The measure of your worth is not how you behave when things are easy, but how you respond when things are hard.
Such a profound lesson in life but how do you teach it to a child?
They say that sometimes the best way to learn a lesson and truly absorb its meaning is to learn it through your own experiences. There is being told that something is so and seeing for yourself that it is so. Even though both methods teach the same point, somehow, the latter is usually required if we want to succeed in driving the message home. I honestly don’t know why we insist on learning things the hard way but there’s no denying that the school of hard knocks works.
After talking to G1, it became evident that although he didn’t like being last at sports, he wasn’t exactly motivated to do anything about it. Well, insanity is doing the same thing over and over again and expecting different results.
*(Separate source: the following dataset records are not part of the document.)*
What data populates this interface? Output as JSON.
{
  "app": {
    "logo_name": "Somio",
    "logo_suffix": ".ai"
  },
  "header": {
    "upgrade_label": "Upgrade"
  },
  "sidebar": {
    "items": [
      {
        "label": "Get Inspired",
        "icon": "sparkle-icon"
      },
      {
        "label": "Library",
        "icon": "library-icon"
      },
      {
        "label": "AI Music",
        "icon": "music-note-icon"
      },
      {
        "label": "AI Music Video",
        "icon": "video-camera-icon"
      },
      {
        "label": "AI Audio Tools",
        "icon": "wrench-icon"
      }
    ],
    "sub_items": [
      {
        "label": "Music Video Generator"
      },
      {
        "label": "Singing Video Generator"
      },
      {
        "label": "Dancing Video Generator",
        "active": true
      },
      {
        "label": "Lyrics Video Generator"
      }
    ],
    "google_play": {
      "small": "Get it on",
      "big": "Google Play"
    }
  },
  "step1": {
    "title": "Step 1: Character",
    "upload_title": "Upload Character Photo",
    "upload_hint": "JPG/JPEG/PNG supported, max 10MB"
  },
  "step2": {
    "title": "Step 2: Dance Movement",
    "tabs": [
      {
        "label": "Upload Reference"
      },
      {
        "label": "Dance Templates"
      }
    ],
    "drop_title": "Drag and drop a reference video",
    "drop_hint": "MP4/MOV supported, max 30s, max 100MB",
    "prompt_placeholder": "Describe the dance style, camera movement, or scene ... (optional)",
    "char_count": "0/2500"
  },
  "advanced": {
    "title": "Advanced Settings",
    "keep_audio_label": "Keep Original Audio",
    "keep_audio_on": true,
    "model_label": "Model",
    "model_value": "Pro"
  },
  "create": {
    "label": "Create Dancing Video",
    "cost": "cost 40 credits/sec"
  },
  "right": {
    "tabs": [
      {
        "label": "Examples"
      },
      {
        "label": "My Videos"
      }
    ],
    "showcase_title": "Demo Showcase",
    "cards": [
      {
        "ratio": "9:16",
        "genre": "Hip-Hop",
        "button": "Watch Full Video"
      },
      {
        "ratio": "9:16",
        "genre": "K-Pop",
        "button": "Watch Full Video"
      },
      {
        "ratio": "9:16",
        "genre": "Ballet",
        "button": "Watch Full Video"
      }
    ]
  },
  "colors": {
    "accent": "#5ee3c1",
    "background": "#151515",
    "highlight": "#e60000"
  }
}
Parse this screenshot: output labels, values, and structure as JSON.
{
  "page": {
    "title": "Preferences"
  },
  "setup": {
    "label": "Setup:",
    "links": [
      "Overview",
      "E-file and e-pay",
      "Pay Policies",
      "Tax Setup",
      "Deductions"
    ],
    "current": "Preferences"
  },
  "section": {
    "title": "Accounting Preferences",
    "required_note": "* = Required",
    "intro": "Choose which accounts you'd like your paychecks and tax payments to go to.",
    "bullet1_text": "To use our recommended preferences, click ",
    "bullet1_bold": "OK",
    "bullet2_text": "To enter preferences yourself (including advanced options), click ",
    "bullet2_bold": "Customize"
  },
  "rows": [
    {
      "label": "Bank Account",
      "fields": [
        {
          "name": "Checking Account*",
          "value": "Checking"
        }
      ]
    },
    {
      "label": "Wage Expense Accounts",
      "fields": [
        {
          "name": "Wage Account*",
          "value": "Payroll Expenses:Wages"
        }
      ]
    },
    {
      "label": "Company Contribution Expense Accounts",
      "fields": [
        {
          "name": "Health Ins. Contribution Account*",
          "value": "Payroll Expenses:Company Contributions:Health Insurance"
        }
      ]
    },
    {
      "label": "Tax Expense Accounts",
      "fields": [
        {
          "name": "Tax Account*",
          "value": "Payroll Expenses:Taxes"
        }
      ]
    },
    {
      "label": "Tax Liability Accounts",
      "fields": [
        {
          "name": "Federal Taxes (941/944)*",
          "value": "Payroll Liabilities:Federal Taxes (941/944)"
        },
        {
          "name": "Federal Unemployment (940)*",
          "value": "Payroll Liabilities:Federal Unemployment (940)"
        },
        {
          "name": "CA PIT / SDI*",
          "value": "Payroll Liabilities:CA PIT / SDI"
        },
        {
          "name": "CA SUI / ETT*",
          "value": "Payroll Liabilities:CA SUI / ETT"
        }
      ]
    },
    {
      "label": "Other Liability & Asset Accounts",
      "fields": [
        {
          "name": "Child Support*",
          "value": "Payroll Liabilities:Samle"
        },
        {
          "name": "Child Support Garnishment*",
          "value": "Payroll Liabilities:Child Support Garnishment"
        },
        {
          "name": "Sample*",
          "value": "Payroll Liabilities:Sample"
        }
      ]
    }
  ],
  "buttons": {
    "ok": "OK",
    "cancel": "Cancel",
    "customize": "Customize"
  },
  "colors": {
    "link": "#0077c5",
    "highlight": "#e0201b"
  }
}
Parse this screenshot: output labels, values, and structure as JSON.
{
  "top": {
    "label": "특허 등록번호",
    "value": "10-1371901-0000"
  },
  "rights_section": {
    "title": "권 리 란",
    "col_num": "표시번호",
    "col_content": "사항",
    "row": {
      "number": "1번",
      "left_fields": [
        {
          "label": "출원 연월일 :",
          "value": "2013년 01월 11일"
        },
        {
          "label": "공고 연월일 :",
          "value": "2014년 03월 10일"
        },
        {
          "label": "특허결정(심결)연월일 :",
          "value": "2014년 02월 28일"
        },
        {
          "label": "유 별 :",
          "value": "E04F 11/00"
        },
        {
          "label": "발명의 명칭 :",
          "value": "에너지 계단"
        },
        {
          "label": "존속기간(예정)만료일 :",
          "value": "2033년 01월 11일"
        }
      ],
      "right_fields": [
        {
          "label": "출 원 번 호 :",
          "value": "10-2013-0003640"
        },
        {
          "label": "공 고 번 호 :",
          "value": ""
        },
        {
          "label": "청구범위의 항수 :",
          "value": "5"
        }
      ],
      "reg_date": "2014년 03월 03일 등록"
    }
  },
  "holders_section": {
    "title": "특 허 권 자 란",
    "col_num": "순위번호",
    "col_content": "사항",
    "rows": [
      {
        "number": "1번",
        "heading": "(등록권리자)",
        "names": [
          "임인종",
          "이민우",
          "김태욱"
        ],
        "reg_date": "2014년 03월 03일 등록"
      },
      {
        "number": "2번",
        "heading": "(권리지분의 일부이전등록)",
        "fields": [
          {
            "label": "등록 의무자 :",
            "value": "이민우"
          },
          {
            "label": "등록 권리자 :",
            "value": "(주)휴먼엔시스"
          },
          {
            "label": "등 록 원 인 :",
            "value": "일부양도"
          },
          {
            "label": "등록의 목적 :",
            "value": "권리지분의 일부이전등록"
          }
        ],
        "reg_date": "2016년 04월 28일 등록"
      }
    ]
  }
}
Unless G1 changes something, his sports results aren’t going anywhere. The best thing about starting at the bottom of the heap is that even the smallest changes are bound to have an impact – and if he can see just a little improvement, maybe he’ll be inspired to work harder the next time around…
According to the active pyramid, these are the recommendations on physical activity:
Hmmm… No wonder G1 is as bad as he is in PE… That boy tries not to move if it is at all possible. One evening DH came home early to take the boys for a run-around but G1 would rather stay upstairs with his books and his iPad. Gah!
Recently, I got back onto the Wii Fit to improve my alignment and balance (and hopefully get rid of the terrible neck pain I keep waking up with). G1 got excited and wanted to give it a go. Happy to have something that will get him moving, I handed over the Wii remote and Wii Board and told him to knock himself out. And he did… He prescribed himself 30 minutes of Wii Fit activity everyday after school. Okay, so it’s not exactly a massive improvement but it’s 3 1/2 hours of extra physical activity a week compared to… well, nothing. Baby steps.
If we can gradually increase that activity, and refine some of his coordination skills through other methods we’ll have to devise, he’s bound to see an improvement at sports day next year.
And if he does improve, that will be the best personal learning experience he could ever have.